Overdone metaphor
The days are perhaps past when a figure was deliberately chosen that could be worked out with line upon line of relentless detail, and the following well-known specimen is from Richardson: Tost to and fro by the high winds of passionate control, I behold the desired port, the single state, into which I would fain steer; but am kept off by the foaming billows of a brother’s and sister’s envy, and by the raging winds of a supposed invaded authority; while I see in Lovelace, the rocks on one hand, and in Solmes, the sands on the other; and tremble, lest I should split upon the former or strike upon the latter.

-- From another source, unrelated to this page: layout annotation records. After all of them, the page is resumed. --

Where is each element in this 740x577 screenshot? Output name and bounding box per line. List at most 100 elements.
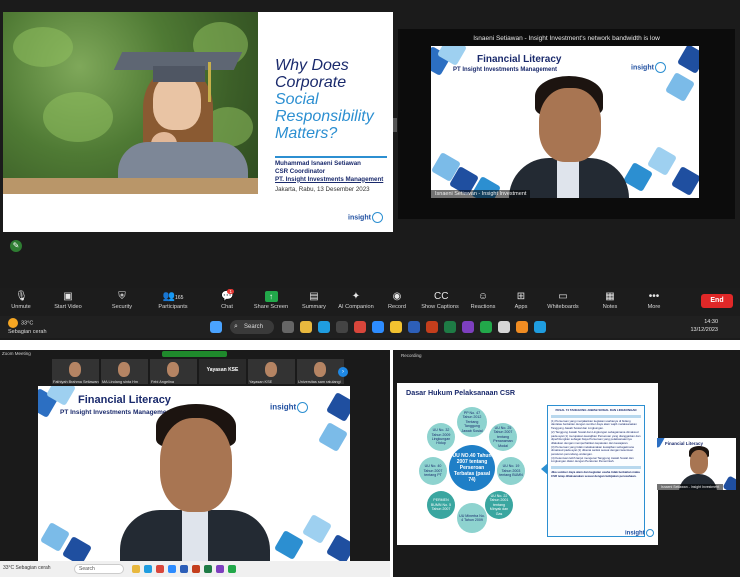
taskbar-clock[interactable]: 14:30 13/12/2023 xyxy=(690,318,718,334)
weather-sun-icon xyxy=(8,318,18,328)
video-off-icon: ▣ xyxy=(63,291,73,302)
chrome-icon[interactable] xyxy=(156,565,164,573)
law-circle: UU No. 40 Tahun 2007 tentang PT xyxy=(419,457,447,485)
participant-thumb[interactable]: MA Lindang sinta Hm xyxy=(101,359,148,384)
next-page-arrow-icon[interactable]: › xyxy=(338,367,348,377)
captions-icon: CC xyxy=(434,291,449,302)
law-circle: UU Minerba No. 4 Tahun 2009 xyxy=(457,503,487,533)
participants-button[interactable]: 👥165 Participants xyxy=(153,291,193,315)
unmute-button[interactable]: 🎙 Unmute xyxy=(6,291,36,315)
share-screen-button[interactable]: ↑ Share Screen xyxy=(252,291,290,315)
participant-thumb[interactable]: Universitas sam ratulangi xyxy=(297,359,344,384)
ai-companion-button[interactable]: ✦ AI Companion xyxy=(336,291,376,315)
store-icon[interactable] xyxy=(336,321,348,333)
show-captions-button[interactable]: CC Show Captions xyxy=(418,291,462,315)
law-circle: PERMEN BUMN No. 5 Tahun 2007 xyxy=(427,491,455,519)
record-button[interactable]: ◉ Record xyxy=(384,291,410,315)
insight-logo: insight xyxy=(270,402,309,413)
weather-widget[interactable]: 33°C Sebagian cerah xyxy=(3,565,51,571)
apps-icon: ⊞ xyxy=(516,291,526,302)
apps-button[interactable]: ⊞ Apps xyxy=(510,291,532,315)
app-icon-purple[interactable] xyxy=(216,565,224,573)
virtual-background: Financial Literacy PT Insight Investment… xyxy=(431,46,699,198)
end-meeting-button[interactable]: End xyxy=(701,294,733,308)
participant-thumb[interactable]: Yayasan KSE xyxy=(248,359,295,384)
excel-icon[interactable] xyxy=(204,565,212,573)
graduation-girl-photo xyxy=(3,12,258,194)
speaker-video-large[interactable]: Financial Literacy PT Insight Investment… xyxy=(38,386,350,562)
app-icon-gray[interactable] xyxy=(498,321,510,333)
presenter-block: Muhammad Isnaeni Setiawan CSR Coordinato… xyxy=(275,160,393,194)
speaker-face xyxy=(690,450,708,474)
windows-start-icon[interactable] xyxy=(210,321,222,333)
participants-icon: 👥165 xyxy=(162,291,184,302)
participant-strip: Fathiyah Brahma Setiawan MA Lindang sint… xyxy=(52,359,352,384)
window-title: Zoom Meeting xyxy=(2,351,31,356)
whiteboards-button[interactable]: ▭ Whiteboards xyxy=(544,291,582,315)
presentation-date: Jakarta, Rabu, 13 Desember 2023 xyxy=(275,186,370,194)
insight-logo-text: insight xyxy=(348,214,371,222)
speaker-name-label: Isnaeni Setiawan - Insight Investment xyxy=(431,190,531,198)
app-icon-green[interactable] xyxy=(228,565,236,573)
start-video-button[interactable]: ▣ Start Video xyxy=(50,291,86,315)
light-taskbar: 33°C Sebagian cerah Search xyxy=(0,561,390,577)
participants-count: 165 xyxy=(175,295,184,301)
app-icon-purple[interactable] xyxy=(462,321,474,333)
title-line-2: Corporate xyxy=(275,74,347,91)
slide-title: Why Does Corporate Social Responsibility… xyxy=(275,57,390,142)
app-icon-yellow[interactable] xyxy=(390,321,402,333)
security-button[interactable]: ⛨ Security xyxy=(108,291,136,315)
law-circle: PP No. 47 Tahun 2012 Tentang Tanggung Ja… xyxy=(457,407,487,437)
title-line-3: Social xyxy=(275,91,319,108)
taskbar-search[interactable]: ⌕ Search xyxy=(230,320,274,334)
app-icon-green[interactable] xyxy=(480,321,492,333)
participant-thumb[interactable]: Febi Angelina xyxy=(150,359,197,384)
speaker-mini-tile[interactable]: Financial Literacy Isnaeni Setiawan - In… xyxy=(657,438,736,490)
insight-logo: insight xyxy=(631,62,666,73)
zoom-icon[interactable] xyxy=(372,321,384,333)
file-explorer-icon[interactable] xyxy=(300,321,312,333)
annotate-pencil-icon[interactable]: ✎ xyxy=(10,240,22,252)
participant-thumb[interactable]: Yayasan KSE xyxy=(199,359,246,384)
word-icon[interactable] xyxy=(408,321,420,333)
participant-thumb[interactable]: Fathiyah Brahma Setiawan xyxy=(52,359,99,384)
insight-logo-mark-icon xyxy=(371,212,383,223)
more-button[interactable]: ••• More xyxy=(642,291,666,315)
powerpoint-icon[interactable] xyxy=(192,565,200,573)
insight-logo-mark-icon xyxy=(645,529,654,537)
word-icon[interactable] xyxy=(180,565,188,573)
shared-slide: Why Does Corporate Social Responsibility… xyxy=(3,12,393,232)
panel-resize-handle[interactable] xyxy=(393,118,397,132)
summary-button[interactable]: ▤ Summary xyxy=(300,291,328,315)
zoom-icon[interactable] xyxy=(168,565,176,573)
law-circle: UU No. 22 Tahun 2001 tentang Minyak dan … xyxy=(485,491,513,519)
company-subtitle: PT Insight Investments Management xyxy=(60,409,173,416)
zoom-meeting-window: Why Does Corporate Social Responsibility… xyxy=(0,0,740,340)
ai-sparkle-icon: ✦ xyxy=(351,291,361,302)
notes-button[interactable]: ▦ Notes xyxy=(598,291,622,315)
chat-button[interactable]: 💬 1 Chat xyxy=(214,289,240,315)
edge-icon[interactable] xyxy=(318,321,330,333)
title-line-5: Matters? xyxy=(275,125,338,142)
meeting-toolbar: 🎙 Unmute ▣ Start Video ⛨ Security 👥165 Parti… xyxy=(0,288,740,316)
record-icon: ◉ xyxy=(392,291,402,302)
taskbar-search[interactable]: Search xyxy=(74,564,124,574)
app-icon-blue[interactable] xyxy=(534,321,546,333)
task-view-icon[interactable] xyxy=(282,321,294,333)
edge-icon[interactable] xyxy=(144,565,152,573)
file-explorer-icon[interactable] xyxy=(132,565,140,573)
powerpoint-icon[interactable] xyxy=(426,321,438,333)
chrome-icon[interactable] xyxy=(354,321,366,333)
windows-taskbar: 33°C Sebagian cerah ⌕ Search 14:30 13/12… xyxy=(0,316,740,338)
reactions-icon: ☺ xyxy=(477,291,489,302)
speaker-video-tile[interactable]: Isnaeni Setiawan - Insight Investment's … xyxy=(398,29,735,219)
speaker-face xyxy=(160,418,232,512)
insight-logo: insight xyxy=(348,212,383,223)
excel-icon[interactable] xyxy=(444,321,456,333)
app-icon-orange[interactable] xyxy=(516,321,528,333)
reactions-button[interactable]: ☺ Reactions xyxy=(468,291,498,315)
summary-icon: ▤ xyxy=(309,291,319,302)
weather-widget[interactable]: 33°C Sebagian cerah xyxy=(8,318,47,336)
title-line-4: Responsibility xyxy=(275,108,374,125)
bandwidth-notice: Isnaeni Setiawan - Insight Investment's … xyxy=(473,35,660,42)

The present fashion is rather to develop a m only by way of burlesque. All that need be asked of those who tend to this form of satire is to remember that, while some
metaphors do seem to deserve such treatment, the number of times that the same joke can safely be made, even with variations, is limited. The limit has surely been exceeded,
for instance, with ‘the long arm of coincidence’; what proportion may this triplet of quotations bear to the number of times the thing has been done?--The long arm of
coincidence throws the Slifers into Mercedes’s Cornish garden a little too heavily. / The author does not strain the muscles of coincidence’s arm to bring them into relation. / Then the long arm of coincidence rolled up its sleeves and set to work with a rapidity and vigour which defy description.
Modern overdoing, apart from burlesque, is chiefly accidental, and results not from too much care, but from too little: The most irreconcilable of Irish landlords are beginning to recognize that we are on the eve of the dawn of a new day in Ireland. On the eve of is a dead metaphor. for about to experience, and to
complete it with the dawn of a day is as bad as to say It cost one pound sterling, ten, for one pound ten.